Grymn reached the obese Chaos champions a moment later. They were an unpleasant sight, even when considered beside their own diseased kind — the split-bellied axemen wore rusty, brine-crusted armour, and they had patches of pallid flesh that bulged around the straps and plates. At their head was a monstrous warrior with a horribly distorted body. Fully half of it was rent asunder and from the gaping wound emerged the snapping beak and twisting tentacles of some vile sea-beast.
Grymn knew instinctively that this was their leader. He set his feet and swung his halberd out, letting the haft slide through his hands as he did so in order to gain reach. The blade smashed into the marred flesh that marked the champion’s mutated side, and Grymn was rewarded by a spurt of inky blood.
The champion wheeled, smacking his halberd aside. The force of the blow almost tore the weapon from Grymn’s hands, but he recovered quickly.
‘Foul play, shiny-skin,’ the betentacled champion roared as he drove Grymn back with a sweep of his great axe. ‘Only fair to introduce yourself first. I am Gutrot Spume, Lord of Tentacles, Master of the Rotwater, and various and sundry other titles of importance. Who are you?’
‘Your death, abomination,’ Grymn said.
‘Ha! Heard that before, aye,’ Spume cackled. ‘You aren’t the first, and won’t be the last. Come on then, if you’re of a mind.’
The champion spun his axe in his human hand, and chopped out at Grymn, almost quicker than the latter’s eye could follow. Grymn jerked to the side, avoiding the bite of the immense blade, and thrust his halberd out like a spear. The spike at its tip slammed into Spume’s shoulder-guard, rocking the champion on his wide feet.

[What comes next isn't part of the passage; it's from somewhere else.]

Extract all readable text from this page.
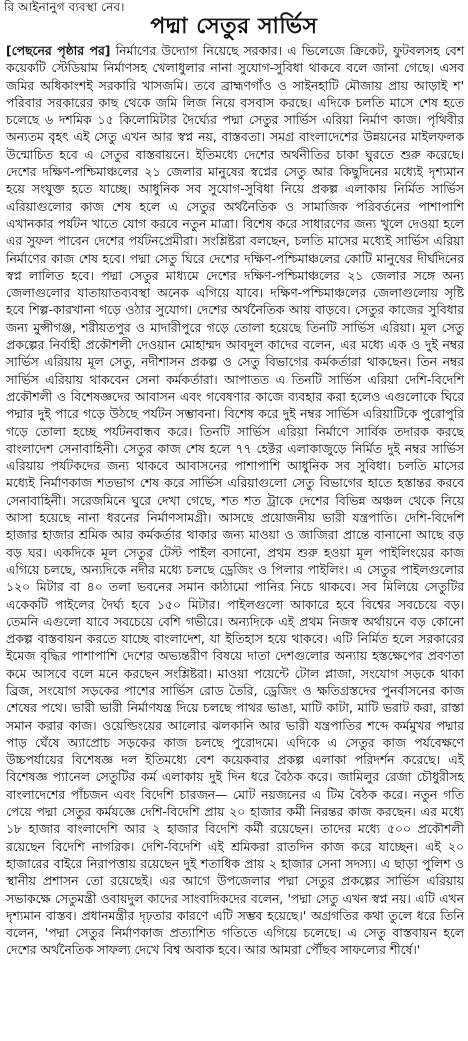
রি আইনানুগ ব্যবস্থা নেব।
পদ্মা সেতুর সার্ভিস

[পেছনের পৃষ্ঠার পর] নির্মাণের উদ্যোগ নিয়েছে সরকার। এ ভিলেজে ক্রিকেট, ফুটবলসহ বেশ কয়েকটি স্টেডিয়াম নির্মাণসহ খেলাধুলার নানা সুযোগ-সুবিধা থাকবে বলে জানা গেছে। এসব জমির অধিকাংশই সরকারি খাসজমি। তবে ব্রাহ্মণগাঁও ও সাইনহাটি মৌজায় প্রায় আড়াই শ' পরিবার সরকারের কাছ থেকে জমি লিজ নিয়ে বসবাস করছে। এদিকে চলতি মাসে শেষ হতে চলেছে ৬ দশমিক ১৫ কিলোমিটার দৈর্ঘ্যের পদ্মা সেতুর সার্ভিস এরিয়া নির্মাণ কাজ। পৃথিবীর অন্যতম বৃহৎ এই সেতু এখন আর স্বপ্ন নয়, বাস্তবতা। সমগ্র বাংলাদেশের উন্নয়নের মাইলফলক উন্মোচিত হবে এ সেতুর বাস্তবায়নে। ইতিমধ্যে দেশের অর্থনীতির চাকা ঘুরতে শুরু করেছে। দেশের দক্ষিণ-পশ্চিমাঞ্চলের ২১ জেলার মানুষের স্বপ্নের সেতু আর কিছুদিনের মধ্যেই দৃশ্যমান হয়ে সংযুক্ত হতে যাচ্ছে। আধুনিক সব সুযোগ-সুবিধা নিয়ে প্রকল্প এলাকায় নির্মিত সার্ভিস এরিয়াগুলোর কাজ শেষ হলে এ সেতুর অর্থনৈতিক ও সামাজিক পরিবর্তনের পাশাপাশি এখানকার পর্যটন খাতে যোগ করবে নতুন মাত্রা। বিশেষ করে সাধারণের জন্য খুলে দেওয়া হলে এর সুফল পাবেন দেশের পর্যটনপ্রেমীরা। সংশ্লিষ্টরা বলছেন, চলতি মাসের মধ্যেই সার্ভিস এরিয়া নির্মাণের কাজ শেষ হবে। পদ্মা সেতু ঘিরে দেশের দক্ষিণ-পশ্চিমাঞ্চলের কোটি মানুষের দীর্ঘদিনের স্বপ্ন লালিত হবে। পদ্মা সেতুর মাধ্যমে দেশের দক্ষিণ-পশ্চিমাঞ্চলের ২১ জেলার সঙ্গে অন্য জেলাগুলোর যাতায়াতব্যবস্থা অনেক এগিয়ে যাবে। দক্ষিণ-পশ্চিমাঞ্চলের জেলাগুলোয় সৃষ্টি হবে শিল্প-কারখানা গড়ে ওঠার সুযোগ। দেশের অর্থনৈতিক আয় বাড়বে। সেতুর কাজের সুবিধার জন্য মুন্সীগঞ্জ, শরীয়তপুর ও মাদারীপুরে গড়ে তোলা হয়েছে তিনটি সার্ভিস এরিয়া। মূল সেতু প্রকল্পের নির্বাহী প্রকৌশলী দেওয়ান মোহাম্মদ আবদুল কাদের বলেন, এর মধ্যে এক ও দুই নম্বর সার্ভিস এরিয়ায় মূল সেতু, নদীশাসন প্রকল্প ও সেতু বিভাগের কর্মকর্তারা থাকছেন। তিন নম্বর সার্ভিস এরিয়ায় থাকবেন সেনা কর্মকর্তারা। আপাতত এ তিনটি সার্ভিস এরিয়া দেশি-বিদেশি প্রকৌশলী ও বিশেষজ্ঞদের আবাসন এবং গবেষণার কাজে ব্যবহার করা হলেও এগুলোকে ঘিরে পদ্মার দুই পারে গড়ে উঠছে পর্যটন সম্ভাবনা। বিশেষ করে দুই নম্বর সার্ভিস এরিয়াটিকে পুরোপুরি গড়ে তোলা হচ্ছে পর্যটনবান্ধব করে। তিনটি সার্ভিস এরিয়া নির্মাণে সার্বিক তদারক করছে বাংলাদেশ সেনাবাহিনী। সেতুর কাজ শেষ হলে ৭৭ হেক্টর এলাকাজুড়ে নির্মিত দুই নম্বর সার্ভিস এরিয়ায় পর্যটকদের জন্য থাকবে আবাসনের পাশাপাশি আধুনিক সব সুবিধা। চলতি মাসের মধ্যেই নির্মাণকাজ শতভাগ শেষ করে সার্ভিস এরিয়াগুলো সেতু বিভাগের হাতে হস্তান্তর করবে সেনাবাহিনী। সরেজমিনে ঘুরে দেখা গেছে, শত শত ট্রাকে দেশের বিভিন্ন অঞ্চল থেকে নিয়ে আসা হয়েছে নানা ধরনের নির্মাণসামগ্রী। আসছে প্রয়োজনীয় ভারী যন্ত্রপাতি। দেশি-বিদেশি হাজার হাজার শ্রমিক আর কর্মকর্তার থাকার জন্য মাওয়া ও জাজিরা প্রান্তে বানানো আছে বড় বড় ঘর। একদিকে মূল সেতুর টেস্ট পাইল বসানো, প্রথম শুরু হওয়া মূল পাইলিংয়ের কাজ এগিয়ে চলছে, অন্যদিকে নদীর মধ্যে চলছে ড্রেজিং ও পিলার পাইলিং। এ সেতুর পাইলগুলোর ১২০ মিটার বা ৪০ তলা ভবনের সমান কাঠামো পানির নিচে থাকবে। সব মিলিয়ে সেতুটির একেকটি পাইলের দৈর্ঘ্য হবে ১৫০ মিটার। পাইলগুলো আকারে হবে বিশ্বের সবচেয়ে বড়। তেমনি এগুলো যাবে সবচেয়ে বেশি গভীরে। অন্যদিকে এই প্রথম নিজস্ব অর্থায়নে বড় কোনো প্রকল্প বাস্তবায়ন করতে যাচ্ছে বাংলাদেশ, যা ইতিহাস হয়ে থাকবে। এটি নির্মিত হলে সরকারের ইমেজ বৃদ্ধির পাশাপাশি দেশের অভ্যন্তরীণ বিষয়ে দাতা দেশগুলোর অন্যায় হস্তক্ষেপের প্রবণতা কমে আসবে বলে মনে করছেন সংশ্লিষ্টরা। মাওয়া পয়েন্টে টোল প্লাজা, সংযোগ সড়কে থাকা ব্রিজ, সংযোগ সড়কের পাশের সার্ভিস রোড তৈরি, ড্রেজিং ও ক্ষতিগ্রস্তদের পুনর্বাসনের কাজ শেষের পথে। ভারী ভারী নির্মাণযন্ত্র দিয়ে চলছে পাথর ভাঙা, মাটি কাটা, মাটি ভরাট করা, রাস্তা সমান করার কাজ। ওয়েল্ডিংয়ের আলোর ঝলকানি আর ভারী যন্ত্রপাতির শব্দে কর্মমুখর পদ্মার পাড় ঘেঁষে অ্যাপ্রোচ সড়কের কাজ চলছে পুরোদমে। এদিকে এ সেতুর কাজ পর্যবেক্ষণে উচ্চপর্যায়ের বিশেষজ্ঞ দল ইতিমধ্যে বেশ কয়েকবার প্রকল্প এলাকা পরিদর্শন করেছে। এই বিশেষজ্ঞ প্যানেল সেতুটির কর্ম এলাকায় দুই দিন ধরে বৈঠক করে। জামিলুর রেজা চৌধুরীসহ বাংলাদেশের পাঁচজন এবং বিদেশি চারজন— মোট নয়জনের এ টিম বৈঠক করে। নতুন গতি পেয়ে পদ্মা সেতুর কর্মযজ্ঞে দেশি-বিদেশি প্রায় ২০ হাজার কর্মী নিরন্তর কাজ করছেন। এর মধ্যে ১৮ হাজার বাংলাদেশি আর ২ হাজার বিদেশি কর্মী রয়েছেন। তাদের মধ্যে ৫০০ প্রকৌশলী রয়েছেন বিদেশি নাগরিক। দেশি-বিদেশি এই শ্রমিকরা রাতদিন কাজ করে যাচ্ছেন। এই ২০ হাজারের বাইরে নিরাপত্তায় রয়েছেন দুই শতাধিক প্রায় ২ হাজার সেনা সদস্য। এ ছাড়া পুলিশ ও স্থানীয় প্রশাসন তো রয়েছেই। এর আগে উপজেলার পদ্মা সেতুর প্রকল্পের সার্ভিস এরিয়ায় সভাকক্ষে সেতুমন্ত্রী ওবায়দুল কাদের সাংবাদিকদের বলেন, 'পদ্মা সেতু এখন স্বপ্ন নয়। এটি এখন দৃশ্যমান বাস্তব। প্রধানমন্ত্রীর দৃঢ়তার কারণে এটি সম্ভব হয়েছে।' অগ্রগতির কথা তুলে ধরে তিনি বলেন, 'পদ্মা সেতুর নির্মাণকাজ প্রত্যাশিত গতিতে এগিয়ে চলেছে। এ সেতু বাস্তবায়ন হলে দেশের অর্থনৈতিক সাফল্য দেখে বিশ্ব অবাক হবে। আর আমরা পৌঁছব সাফল্যের শীর্ষে।'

‘That’s the spirit, shiny-skin,’ Spume said, as three of his tentacles snagged the haft of the halberd and held it in place as Grymn tried to pull it free.
‘Tallon,’ Grymn barked. The gryph-hound lunged, his iron-hard beak snapping shut on the sinewy appendages and tearing them apart. Spume staggered back with a bellow, slashing out at the gryph-hound, and the animal bounded away. Grymn spun the halberd between his hands and swung it out. Spume blocked the blow, and for a moment Grymn’s world narrowed to the clash of blades as they traded blows back and forth. Their duel was not a graceful one; instead, it was a thing of strength and sheer bloody-mindedness — two things that Grymn had in abundance, and that marked him for leadership, alongside the Steel Soul.